This means ten of the largest schools in Georgia will lose more than $180 million in revenue, according to Atlanta Business Chronicle research.
A Chronicle analysis of about 800 U.S. colleges and universities nationwide found that roughly a quarter of student-related revenue, about $44 billion in payments during the 2018 fiscal year, came from “auxiliary enterprises,” meaning goods and services sold to students and faculty. The majority of that revenue came from housing and food services for on-campus residents, according to data provided by the U.S. Department of Education. (This research did not include Kennesaw State University nor the University of North Georgia.)
The University of Georgia in Athens, the state’s largest higher education institution, will pay back nearly $50 million in estimated refunds, which it began issuing this week. The school receives the most income in the state from these “auxiliary enterprises,” which total nearly $200 million.
Georgia Tech will issue the second-largest refund in the state with nearly $30 million returning to students. GSU and Emory will both lose about $16.5 million in estimated refunds.
Georgia Southern University in Statesboro will have the third-largest loss in the state, refunding more than $25 million to students.

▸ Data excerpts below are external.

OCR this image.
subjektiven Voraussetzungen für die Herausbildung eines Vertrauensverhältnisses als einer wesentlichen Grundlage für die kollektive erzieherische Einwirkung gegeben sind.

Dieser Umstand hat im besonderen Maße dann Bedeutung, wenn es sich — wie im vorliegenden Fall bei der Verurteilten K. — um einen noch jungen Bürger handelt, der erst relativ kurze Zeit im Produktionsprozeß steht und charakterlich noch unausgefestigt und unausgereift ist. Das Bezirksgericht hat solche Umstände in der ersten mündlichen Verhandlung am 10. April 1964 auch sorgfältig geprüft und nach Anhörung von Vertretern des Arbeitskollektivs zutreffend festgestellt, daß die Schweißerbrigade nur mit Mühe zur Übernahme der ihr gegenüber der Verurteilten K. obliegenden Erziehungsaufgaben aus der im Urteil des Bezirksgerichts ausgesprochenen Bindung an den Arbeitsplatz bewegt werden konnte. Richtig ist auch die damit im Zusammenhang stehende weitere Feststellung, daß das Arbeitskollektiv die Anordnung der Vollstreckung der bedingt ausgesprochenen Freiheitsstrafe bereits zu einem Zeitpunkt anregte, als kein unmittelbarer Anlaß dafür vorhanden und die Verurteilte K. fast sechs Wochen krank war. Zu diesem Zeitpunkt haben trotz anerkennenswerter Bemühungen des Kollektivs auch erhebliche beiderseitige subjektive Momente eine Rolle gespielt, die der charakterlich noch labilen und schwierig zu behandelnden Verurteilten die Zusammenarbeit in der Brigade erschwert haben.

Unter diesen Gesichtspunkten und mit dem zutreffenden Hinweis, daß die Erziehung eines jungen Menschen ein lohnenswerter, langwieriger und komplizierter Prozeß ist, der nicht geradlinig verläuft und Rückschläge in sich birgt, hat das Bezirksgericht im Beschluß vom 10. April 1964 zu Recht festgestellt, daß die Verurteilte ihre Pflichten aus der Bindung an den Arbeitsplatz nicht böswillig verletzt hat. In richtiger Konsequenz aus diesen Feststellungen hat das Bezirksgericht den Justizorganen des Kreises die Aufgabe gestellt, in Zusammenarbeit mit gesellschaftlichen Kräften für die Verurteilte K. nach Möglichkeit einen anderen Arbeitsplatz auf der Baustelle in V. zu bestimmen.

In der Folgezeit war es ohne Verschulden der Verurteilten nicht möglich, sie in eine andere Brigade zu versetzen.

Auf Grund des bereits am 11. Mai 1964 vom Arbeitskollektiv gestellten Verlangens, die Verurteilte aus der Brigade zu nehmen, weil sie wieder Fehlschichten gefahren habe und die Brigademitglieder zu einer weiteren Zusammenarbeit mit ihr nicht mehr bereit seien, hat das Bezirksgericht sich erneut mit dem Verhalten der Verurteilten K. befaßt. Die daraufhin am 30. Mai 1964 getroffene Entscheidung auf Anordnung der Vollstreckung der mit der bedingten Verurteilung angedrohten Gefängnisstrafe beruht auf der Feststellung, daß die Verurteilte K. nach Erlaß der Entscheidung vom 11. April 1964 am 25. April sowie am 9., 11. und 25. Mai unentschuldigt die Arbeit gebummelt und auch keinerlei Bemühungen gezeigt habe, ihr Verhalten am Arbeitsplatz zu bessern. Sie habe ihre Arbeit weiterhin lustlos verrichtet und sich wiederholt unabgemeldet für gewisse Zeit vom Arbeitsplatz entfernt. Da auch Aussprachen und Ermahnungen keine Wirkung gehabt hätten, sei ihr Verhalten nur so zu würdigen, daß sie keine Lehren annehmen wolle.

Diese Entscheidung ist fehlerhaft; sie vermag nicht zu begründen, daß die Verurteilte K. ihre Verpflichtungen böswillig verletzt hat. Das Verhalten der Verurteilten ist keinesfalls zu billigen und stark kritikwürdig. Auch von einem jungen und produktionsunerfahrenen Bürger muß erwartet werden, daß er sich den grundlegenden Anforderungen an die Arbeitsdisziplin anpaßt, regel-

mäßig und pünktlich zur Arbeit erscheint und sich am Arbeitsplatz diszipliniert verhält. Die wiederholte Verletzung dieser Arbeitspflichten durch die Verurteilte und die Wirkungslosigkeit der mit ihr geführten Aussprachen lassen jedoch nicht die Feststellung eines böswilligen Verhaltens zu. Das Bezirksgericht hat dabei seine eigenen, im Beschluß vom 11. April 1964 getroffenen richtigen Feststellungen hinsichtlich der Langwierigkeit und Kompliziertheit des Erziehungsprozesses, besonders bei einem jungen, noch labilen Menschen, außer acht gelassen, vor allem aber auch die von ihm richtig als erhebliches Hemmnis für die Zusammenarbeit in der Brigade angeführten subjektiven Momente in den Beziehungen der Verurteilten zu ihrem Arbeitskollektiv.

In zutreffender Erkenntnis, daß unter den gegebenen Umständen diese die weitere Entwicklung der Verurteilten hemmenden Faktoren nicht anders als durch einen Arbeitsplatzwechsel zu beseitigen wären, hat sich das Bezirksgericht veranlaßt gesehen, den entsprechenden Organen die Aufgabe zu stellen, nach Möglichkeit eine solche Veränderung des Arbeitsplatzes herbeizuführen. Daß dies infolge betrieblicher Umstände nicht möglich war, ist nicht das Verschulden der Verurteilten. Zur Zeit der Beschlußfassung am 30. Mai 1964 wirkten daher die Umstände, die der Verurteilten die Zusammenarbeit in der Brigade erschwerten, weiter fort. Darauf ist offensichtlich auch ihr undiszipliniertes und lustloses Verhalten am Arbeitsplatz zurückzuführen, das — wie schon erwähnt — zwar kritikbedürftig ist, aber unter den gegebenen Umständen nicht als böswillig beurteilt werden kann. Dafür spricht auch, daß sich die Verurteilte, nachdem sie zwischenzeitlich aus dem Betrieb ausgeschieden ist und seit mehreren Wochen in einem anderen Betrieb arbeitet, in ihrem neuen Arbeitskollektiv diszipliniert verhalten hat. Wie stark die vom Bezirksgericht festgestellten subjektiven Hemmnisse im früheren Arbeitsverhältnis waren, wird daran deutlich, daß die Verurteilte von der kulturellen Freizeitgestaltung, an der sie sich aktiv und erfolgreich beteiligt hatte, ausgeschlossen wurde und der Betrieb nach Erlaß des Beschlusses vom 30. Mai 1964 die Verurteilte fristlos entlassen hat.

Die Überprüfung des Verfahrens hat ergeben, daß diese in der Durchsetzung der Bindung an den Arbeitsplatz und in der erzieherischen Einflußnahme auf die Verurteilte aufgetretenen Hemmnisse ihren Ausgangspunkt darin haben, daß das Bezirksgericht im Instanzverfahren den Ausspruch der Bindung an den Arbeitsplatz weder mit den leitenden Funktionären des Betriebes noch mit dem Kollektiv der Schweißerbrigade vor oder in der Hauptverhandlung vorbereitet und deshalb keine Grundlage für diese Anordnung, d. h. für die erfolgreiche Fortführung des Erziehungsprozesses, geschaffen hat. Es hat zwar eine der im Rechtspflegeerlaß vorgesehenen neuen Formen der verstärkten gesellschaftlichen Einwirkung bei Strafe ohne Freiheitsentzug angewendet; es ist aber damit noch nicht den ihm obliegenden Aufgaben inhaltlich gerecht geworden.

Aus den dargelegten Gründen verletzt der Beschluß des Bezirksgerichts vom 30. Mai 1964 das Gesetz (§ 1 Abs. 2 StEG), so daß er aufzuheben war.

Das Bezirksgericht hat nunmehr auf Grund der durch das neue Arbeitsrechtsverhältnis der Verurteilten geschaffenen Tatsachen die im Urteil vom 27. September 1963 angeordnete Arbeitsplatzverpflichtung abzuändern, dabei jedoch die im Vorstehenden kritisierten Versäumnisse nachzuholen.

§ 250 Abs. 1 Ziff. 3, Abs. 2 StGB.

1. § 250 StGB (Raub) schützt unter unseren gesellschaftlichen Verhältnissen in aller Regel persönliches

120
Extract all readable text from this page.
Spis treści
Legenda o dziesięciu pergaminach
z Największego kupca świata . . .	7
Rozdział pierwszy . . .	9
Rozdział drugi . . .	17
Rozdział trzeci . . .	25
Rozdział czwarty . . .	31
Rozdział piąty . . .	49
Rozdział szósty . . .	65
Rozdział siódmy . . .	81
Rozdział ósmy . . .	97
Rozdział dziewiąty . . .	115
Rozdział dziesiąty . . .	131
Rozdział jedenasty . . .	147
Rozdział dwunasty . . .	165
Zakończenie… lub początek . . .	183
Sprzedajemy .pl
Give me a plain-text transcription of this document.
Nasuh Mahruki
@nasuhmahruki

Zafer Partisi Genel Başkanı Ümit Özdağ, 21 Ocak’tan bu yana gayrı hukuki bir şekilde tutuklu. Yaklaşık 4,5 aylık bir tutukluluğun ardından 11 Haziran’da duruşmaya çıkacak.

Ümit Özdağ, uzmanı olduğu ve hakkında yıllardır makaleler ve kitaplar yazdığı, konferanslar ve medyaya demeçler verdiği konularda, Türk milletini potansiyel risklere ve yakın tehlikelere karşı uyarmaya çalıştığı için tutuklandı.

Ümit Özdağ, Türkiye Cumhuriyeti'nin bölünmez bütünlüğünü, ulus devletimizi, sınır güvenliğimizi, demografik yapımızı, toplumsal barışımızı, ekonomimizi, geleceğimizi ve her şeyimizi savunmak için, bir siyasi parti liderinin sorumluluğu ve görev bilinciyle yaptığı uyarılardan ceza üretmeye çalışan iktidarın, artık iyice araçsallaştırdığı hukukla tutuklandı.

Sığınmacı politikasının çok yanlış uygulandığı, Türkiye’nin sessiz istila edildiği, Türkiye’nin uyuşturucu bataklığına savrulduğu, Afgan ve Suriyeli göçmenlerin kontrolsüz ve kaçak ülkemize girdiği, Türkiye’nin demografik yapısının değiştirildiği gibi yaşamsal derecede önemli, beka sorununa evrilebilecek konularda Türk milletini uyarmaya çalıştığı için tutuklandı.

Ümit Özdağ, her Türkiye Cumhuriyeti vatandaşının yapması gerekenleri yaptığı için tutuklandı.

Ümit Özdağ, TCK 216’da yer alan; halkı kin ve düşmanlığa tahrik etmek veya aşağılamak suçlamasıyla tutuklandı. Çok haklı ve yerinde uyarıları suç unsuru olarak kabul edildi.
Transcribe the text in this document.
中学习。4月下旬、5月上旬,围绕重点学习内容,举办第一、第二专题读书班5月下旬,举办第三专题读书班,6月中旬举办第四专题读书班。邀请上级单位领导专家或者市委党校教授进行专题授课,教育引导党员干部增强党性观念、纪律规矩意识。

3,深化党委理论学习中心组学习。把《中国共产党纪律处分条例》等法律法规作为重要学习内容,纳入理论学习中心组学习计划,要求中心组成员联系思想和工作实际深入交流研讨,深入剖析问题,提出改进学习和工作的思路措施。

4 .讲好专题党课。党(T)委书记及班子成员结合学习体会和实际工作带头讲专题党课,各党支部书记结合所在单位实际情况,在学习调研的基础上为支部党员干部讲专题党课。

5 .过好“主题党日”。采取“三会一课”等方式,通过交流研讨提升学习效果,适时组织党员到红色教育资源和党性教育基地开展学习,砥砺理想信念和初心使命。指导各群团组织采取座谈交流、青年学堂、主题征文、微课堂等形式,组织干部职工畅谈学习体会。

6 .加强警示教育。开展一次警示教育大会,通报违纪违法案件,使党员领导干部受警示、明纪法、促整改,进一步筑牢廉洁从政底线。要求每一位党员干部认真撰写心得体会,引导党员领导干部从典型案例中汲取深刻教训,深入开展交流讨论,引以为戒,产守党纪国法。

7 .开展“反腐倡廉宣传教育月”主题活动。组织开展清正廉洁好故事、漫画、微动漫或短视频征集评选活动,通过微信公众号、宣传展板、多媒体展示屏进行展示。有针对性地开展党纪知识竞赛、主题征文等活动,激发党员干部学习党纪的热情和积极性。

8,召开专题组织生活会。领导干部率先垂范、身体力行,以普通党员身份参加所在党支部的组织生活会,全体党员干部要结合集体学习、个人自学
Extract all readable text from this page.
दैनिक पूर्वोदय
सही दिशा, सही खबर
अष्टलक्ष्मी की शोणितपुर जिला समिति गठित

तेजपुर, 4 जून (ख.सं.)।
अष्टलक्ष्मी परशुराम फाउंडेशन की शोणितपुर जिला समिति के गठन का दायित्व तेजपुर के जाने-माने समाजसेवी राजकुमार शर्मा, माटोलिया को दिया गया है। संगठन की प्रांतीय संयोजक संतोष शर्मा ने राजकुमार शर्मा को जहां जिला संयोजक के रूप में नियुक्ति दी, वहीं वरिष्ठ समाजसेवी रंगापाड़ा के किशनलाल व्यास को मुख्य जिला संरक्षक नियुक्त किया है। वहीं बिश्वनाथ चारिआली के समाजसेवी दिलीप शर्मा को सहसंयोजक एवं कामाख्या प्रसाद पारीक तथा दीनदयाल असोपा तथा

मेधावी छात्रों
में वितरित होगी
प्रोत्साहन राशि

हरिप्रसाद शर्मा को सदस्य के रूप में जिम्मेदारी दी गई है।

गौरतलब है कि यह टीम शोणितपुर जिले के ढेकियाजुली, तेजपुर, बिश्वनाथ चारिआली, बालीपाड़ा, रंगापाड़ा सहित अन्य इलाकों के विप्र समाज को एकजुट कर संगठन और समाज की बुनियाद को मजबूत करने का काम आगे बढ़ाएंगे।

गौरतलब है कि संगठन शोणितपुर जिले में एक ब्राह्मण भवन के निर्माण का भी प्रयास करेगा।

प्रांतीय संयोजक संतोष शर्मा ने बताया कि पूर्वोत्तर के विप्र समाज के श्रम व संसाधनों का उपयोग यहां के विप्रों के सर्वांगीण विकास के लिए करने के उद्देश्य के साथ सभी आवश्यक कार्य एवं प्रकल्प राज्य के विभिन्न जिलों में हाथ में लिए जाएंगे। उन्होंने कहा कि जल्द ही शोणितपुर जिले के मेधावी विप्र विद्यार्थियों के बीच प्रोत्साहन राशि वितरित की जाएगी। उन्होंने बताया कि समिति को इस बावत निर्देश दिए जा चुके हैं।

Savannah College of Art and Design in Savannah comes in fourth with more than $18 million in estimated refunds.
The University of West Georgia in Carrollton will pay students back nearly $11.3 million, while Valdosta State University in Valdosta will lose more than $8.6 million in revenues. Georgia Gwinnett College in Lawrenceville will lose more than $4.2 million and Columbus State University in Columbus will return nearly $2.6 million in estimated refunds.